Escupí su corrida en el suelo, me limpié la boca y no pude dejar de paladear el amargo sabor. No me desagrada la degustación en ese momento, pero es un regustillo que se me queda durante bastante tiempo e incluso llega a incomodarme.
Por añadidura, me hubiese gustado seguir follando. Tenía energías y ganas para hacerlo, sin embargo, ya habíamos rebasado la barrera permisible en la que podían empezar a sospechar de nuestra tardanza. Hubiese querido disponer de un poco más de tiempo y echar otro polvo recreándome un poco más, pero eso ya hubiese rozado la insensatez.
Cerré el coche, y cuando nos marchábamos reparé en que no habíamos cogido el puro. Sólo habría faltado que regresáramos sin él.

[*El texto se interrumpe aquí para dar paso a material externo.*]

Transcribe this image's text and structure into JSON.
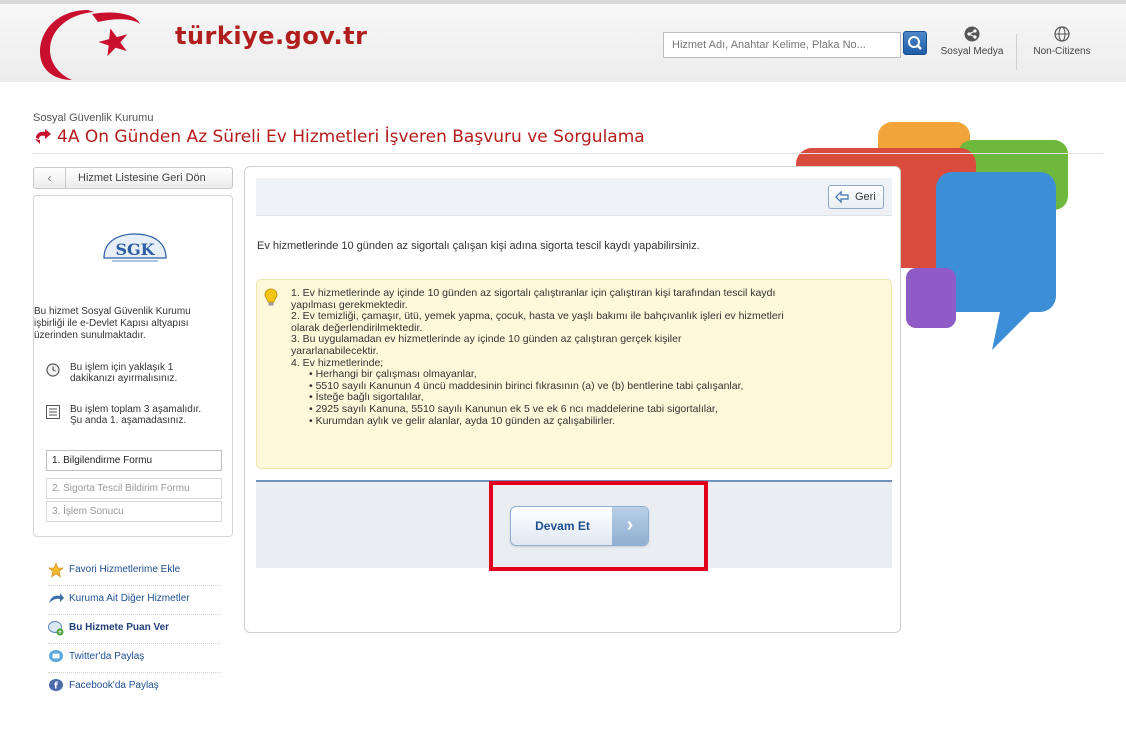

Cogí el habano y se lo di. Me alisé un poco el vestido e intenté mantener la compostura, recompuse el tocado de mi pelo y acto seguido nos dirigimos con premura hacia la sala.
Al volver, nadie pareció notar nuestra ausencia y pensé que podríamos haber echado ese segundo polvo. Ahora ya era tarde. Cogí de la mesa mi copa de cava y me la bebí de un trago para intentar paliar el amargo saborcillo, y sobre todo, para enmascarar mi aliento.
Regresé con mi marido, como si al hacerlo me desvinculara del delito. Él me miró y su cara se iluminó con la mejor de sus sonrisas. Sin duda se lo estaba pasando bien. Me cogió de la cintura y me apretó contra él para besarme, como adelanto de cómo pretendía culminar la noche, en cambio, yo retrocedí en un ademán instintivo para que no oliese mi aliento y eso fue para él un gesto de repudio. Se quedó mirándome desconcertado, sin entender mi reacción y supe demasiado tarde que la había cagado.